Why I am the way I am

The day after the Millions March in New York City, I was out having dinner with a nice young lady. I was telling her about the march and the protest and the fight for social equality and justice for the marginalized. I guess the way I was speaking was really passionate (I get like that sometimes) because she asked me an interesting question. She asked, “Why are you like this?” At first I didn’t know what to make of the question, so I asked what she meant. She said, “I’m just interested in what makes the way you are or made you this passionate or militant about this. Did something happen to you?” I wasn’t really able to give a clear answer because to be honest, I had never really sat down and thoroughly processed my motives in an in-depth way. I’ve never been in jail. I’ve never even been in handcuffs. In all my years, I can probably count only two times that I’ve actually been stopped by the police. So when I finally got home I decided to really think about my motives for why I am the way I am.

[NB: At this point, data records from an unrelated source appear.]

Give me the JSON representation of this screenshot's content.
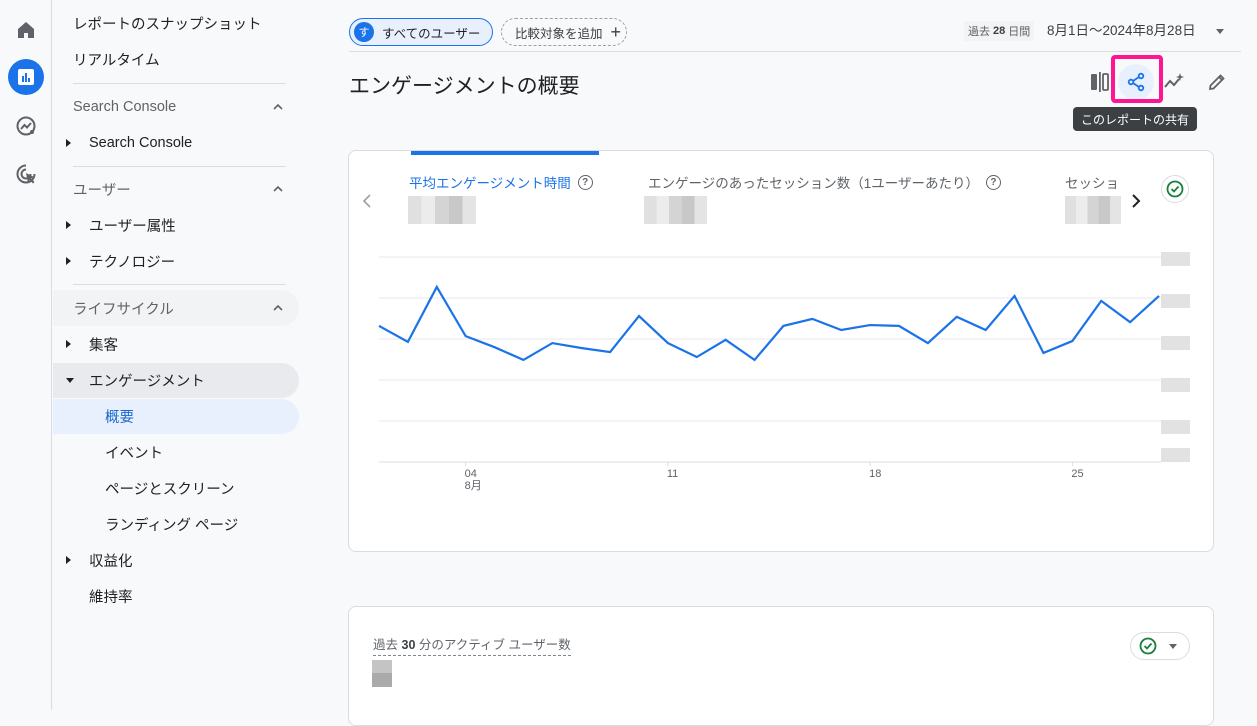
{
  "rail": {
    "items": [
      {
        "icon": "home-icon",
        "active": false
      },
      {
        "icon": "reports-bar-chart-icon",
        "active": true
      },
      {
        "icon": "explore-trend-icon",
        "active": false
      },
      {
        "icon": "advertising-target-icon",
        "active": false
      }
    ]
  },
  "nav": {
    "top_items": [
      "レポートのスナップショット",
      "リアルタイム"
    ],
    "sections": [
      {
        "title": "Search Console",
        "items": [
          {
            "label": "Search Console",
            "expandable": true
          }
        ]
      },
      {
        "title": "ユーザー",
        "items": [
          {
            "label": "ユーザー属性",
            "expandable": true
          },
          {
            "label": "テクノロジー",
            "expandable": true
          }
        ]
      },
      {
        "title": "ライフサイクル",
        "items": [
          {
            "label": "集客",
            "expandable": true
          },
          {
            "label": "エンゲージメント",
            "expandable": true,
            "expanded": true,
            "children": [
              "概要",
              "イベント",
              "ページとスクリーン",
              "ランディング ページ"
            ],
            "selected_child": "概要"
          },
          {
            "label": "収益化",
            "expandable": true
          },
          {
            "label": "維持率",
            "expandable": false
          }
        ]
      }
    ]
  },
  "header": {
    "segment_chip": {
      "avatar": "す",
      "label": "すべてのユーザー"
    },
    "compare_chip": {
      "label": "比較対象を追加",
      "icon": "plus-icon"
    },
    "date_tag_prefix": "過去",
    "date_tag_days": "28",
    "date_tag_suffix": "日間",
    "date_range": "8月1日～2024年8月28日",
    "page_title": "エンゲージメントの概要",
    "tools": [
      "compare-icon",
      "share-icon",
      "insights-icon",
      "edit-icon"
    ],
    "tooltip": "このレポートの共有"
  },
  "accent_color": "#1a73e8",
  "highlight_color": "#ff1493",
  "metrics_card": {
    "tabs": [
      {
        "label": "平均エンゲージメント時間",
        "active": true,
        "value_hidden": true
      },
      {
        "label": "エンゲージのあったセッション数（1ユーザーあたり）",
        "active": false,
        "value_hidden": true
      },
      {
        "label": "セッショ",
        "active": false,
        "value_hidden": true
      }
    ]
  },
  "chart_data": {
    "type": "line",
    "title": "平均エンゲージメント時間",
    "xlabel": "",
    "ylabel": "",
    "y_tick_labels_hidden": true,
    "y_units_note": "values normalized to gridline units (axis labels obscured)",
    "ylim": [
      0,
      5
    ],
    "grid": true,
    "x": [
      1,
      2,
      3,
      4,
      5,
      6,
      7,
      8,
      9,
      10,
      11,
      12,
      13,
      14,
      15,
      16,
      17,
      18,
      19,
      20,
      21,
      22,
      23,
      24,
      25,
      26,
      27,
      28
    ],
    "x_ticks": [
      {
        "day": 4,
        "label": "04",
        "sublabel": "8月"
      },
      {
        "day": 11,
        "label": "11"
      },
      {
        "day": 18,
        "label": "18"
      },
      {
        "day": 25,
        "label": "25"
      }
    ],
    "series": [
      {
        "name": "平均エンゲージメント時間",
        "color": "#1a73e8",
        "values": [
          3.32,
          2.93,
          4.27,
          3.07,
          2.8,
          2.49,
          2.9,
          2.78,
          2.68,
          3.56,
          2.9,
          2.56,
          2.98,
          2.49,
          3.32,
          3.49,
          3.22,
          3.34,
          3.32,
          2.9,
          3.54,
          3.22,
          4.05,
          2.66,
          2.95,
          3.93,
          3.41,
          4.05
        ]
      }
    ]
  },
  "realtime_card": {
    "title_prefix": "過去",
    "title_num": "30",
    "title_suffix": "分のアクティブ ユーザー数",
    "value_hidden": true
  }
}
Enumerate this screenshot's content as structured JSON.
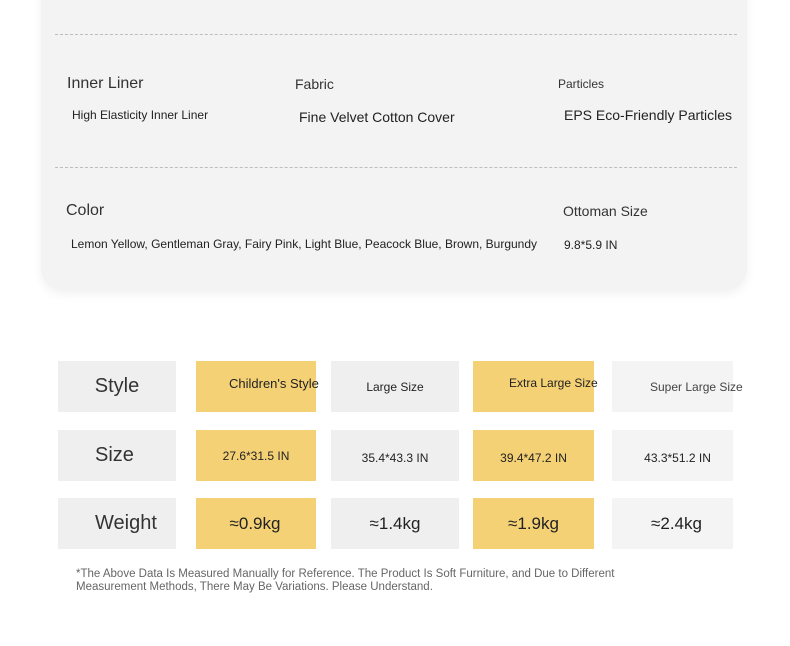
{
  "specs": {
    "row1": [
      {
        "label": "Inner Liner",
        "value": "High Elasticity Inner Liner"
      },
      {
        "label": "Fabric",
        "value": "Fine Velvet Cotton Cover"
      },
      {
        "label": "Particles",
        "value": "EPS Eco-Friendly Particles"
      }
    ],
    "row2": [
      {
        "label": "Color",
        "value": "Lemon Yellow, Gentleman Gray, Fairy Pink, Light Blue, Peacock Blue, Brown, Burgundy"
      },
      {
        "label": "Ottoman Size",
        "value": "9.8*5.9 IN"
      }
    ]
  },
  "table": {
    "headers": [
      "Style",
      "Size",
      "Weight"
    ],
    "styles": [
      "Children's Style",
      "Large Size",
      "Extra Large Size",
      "Super Large Size"
    ],
    "sizes": [
      "27.6*31.5 IN",
      "35.4*43.3 IN",
      "39.4*47.2 IN",
      "43.3*51.2 IN"
    ],
    "weights": [
      "≈0.9kg",
      "≈1.4kg",
      "≈1.9kg",
      "≈2.4kg"
    ],
    "highlight_color": "#f5d176",
    "neutral_color": "#efefef"
  },
  "note": "*The Above Data Is Measured Manually for Reference. The Product Is Soft Furniture, and Due to Different Measurement Methods, There May Be Variations. Please Understand."
}
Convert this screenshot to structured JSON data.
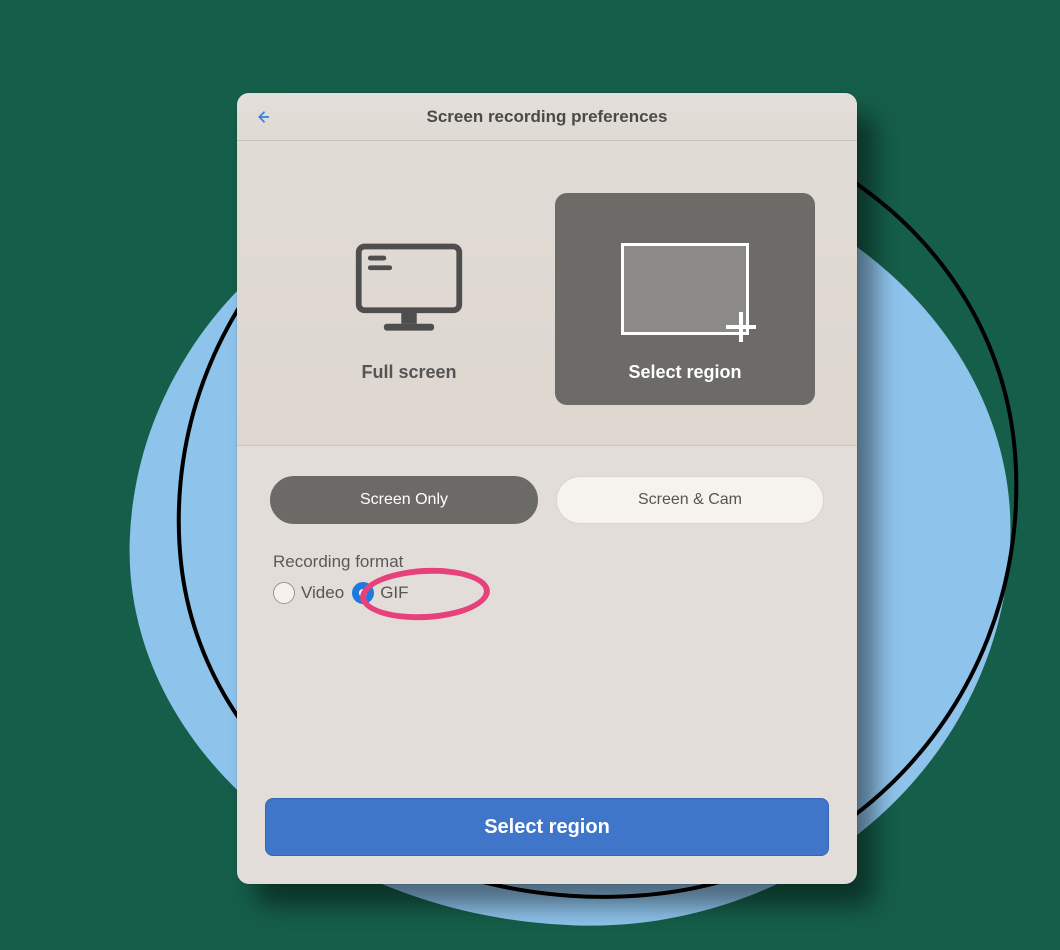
{
  "header": {
    "title": "Screen recording preferences",
    "back_icon": "arrow-left"
  },
  "capture_modes": {
    "fullscreen": {
      "label": "Full screen",
      "selected": false
    },
    "region": {
      "label": "Select region",
      "selected": true
    }
  },
  "source": {
    "screen_only": {
      "label": "Screen Only",
      "selected": true
    },
    "screen_cam": {
      "label": "Screen & Cam",
      "selected": false
    }
  },
  "format": {
    "section_label": "Recording format",
    "options": {
      "video": {
        "label": "Video",
        "checked": false
      },
      "gif": {
        "label": "GIF",
        "checked": true
      }
    }
  },
  "primary_action": {
    "label": "Select region"
  },
  "annotation": {
    "highlight_target": "format.gif"
  }
}
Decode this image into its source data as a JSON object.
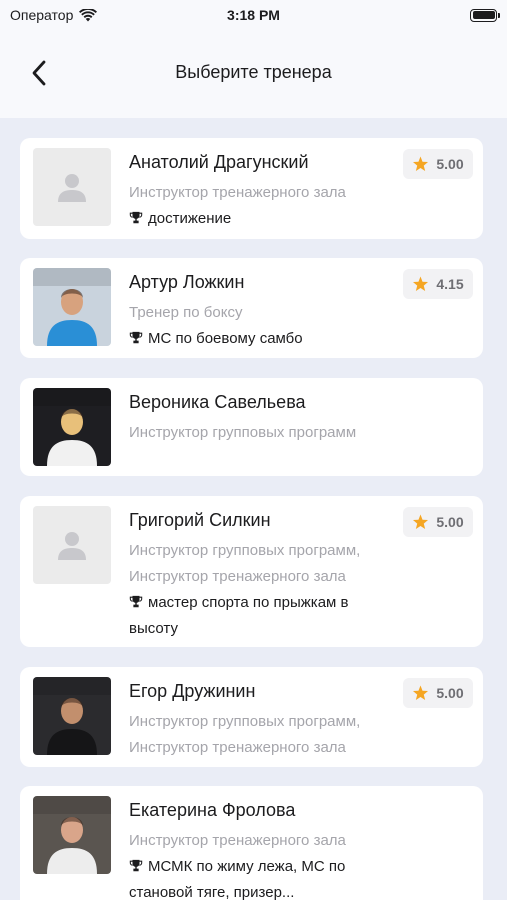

I realized that the fact that what happened to Brown or Garner could happen to me was enough to make me the way that I am. It’s a frightful thought to know that if I leave my home in the morning and make it back alive in the evening, it is only by God’s grace. What is even more disturbing is that it’s not so much because of the criminals anymore, but for those who have sworn an oath to protect me from criminals. The fact that I live in a country, where I can be discriminated against from getting a job, living in a particular community, voting, being able to read or shot down by a trigger-happy policeman because of something as simple as pigmentation! Well, that’s enough to make me angry. I am the way I am because I protested this issue when I was 15 years old. Yet, over two decades later, I am still protesting this same issue at the age of 37. If that’s not enough to make someone angry, I don’t know what is. I am the way I am because with every wrongful death of a black man at the hands of the police, that’s one step closer to my doorstep!

At some level, I realized that I am the way I am because at some level, I am Amadou Diallo, the man who has worked tirelessly throughout the years to support his family and just wanted to go inside his home to get some sleep, I am Sean Bell, the guy who just went out to have a good time with some friends and not looking for trouble, I am Trayvon Martin, the kid who used to leave his girlfriend’s house late at night and walk through different neighborhoods and may stop off just to by some Skittles and an Arizona ice tea, I am Mike Brown, who didn’t always walk on the sidewalk and who sometimes could be intimidating because of my size and appearance, I am Eric Garner who sometimes just wants you to “please, leave me alone” and with each wrongful death that goes unpunished, a part of me dies as well and my spirit still mourns.

My question to those of you who have not been in those situations, personally, but have seen or even heard of them happening, is why aren’t you angry? Why aren’t you outraged? Why can’t you see that injustice against one is injustice against all, including you, your children and their children? I was with some protesters about a week ago and they were marching to Times Square. There were many signs with different phrases and expressions, but there was one that stood out for me. There was this young woman holding up a sign and it read, “I’m Tired, Goddamit!” It wasn’t flashy, it wasn’t catchy or fancy. It was just real. It expressed a real feeling and emotion at that moment. And I would dare say that it described and summed up the feeling of many people, not only in this city, but in this country as a whole.

People are tired, Goddamit! They’re tired and angry! People are tired and angry about the structural violence and institutional discrimination that continues to imprison our communities either in a life of poverty and/or one behind bars. People are tired and angry at the fact that every 28 hours a black person in the United States is killed by someone employed or protected by the government of the United States. People are tired and angry with the inability to access employment and fair pay which continues to marginalize our communities, ready people of color for imprisonment, and deny them of their right to a life with dignity. People are tired and angry at paying an arm and a leg for less than quality housing that does not protect their families and children from harm. And finally, people are tired and angry at policies that criminalize our young people as well as discriminatory discipline practices that bar access to quality education.

I guess, as I write this and think about it all, I realize that’s what it is. That’s why I am the way I am. What it finally boils down to is that I’m tired and I’m angry. I’m tired of the sore and swollen feet and the aching lower back and the nearly gone voice due to marching and shouting in protest; all of which is done for things that should be considered God-given rights. Yet, I still continue to do it; because I’m too tired and I’m too angry to stop. I’m tired and I’m angry and I want change. This is why I am the way I am.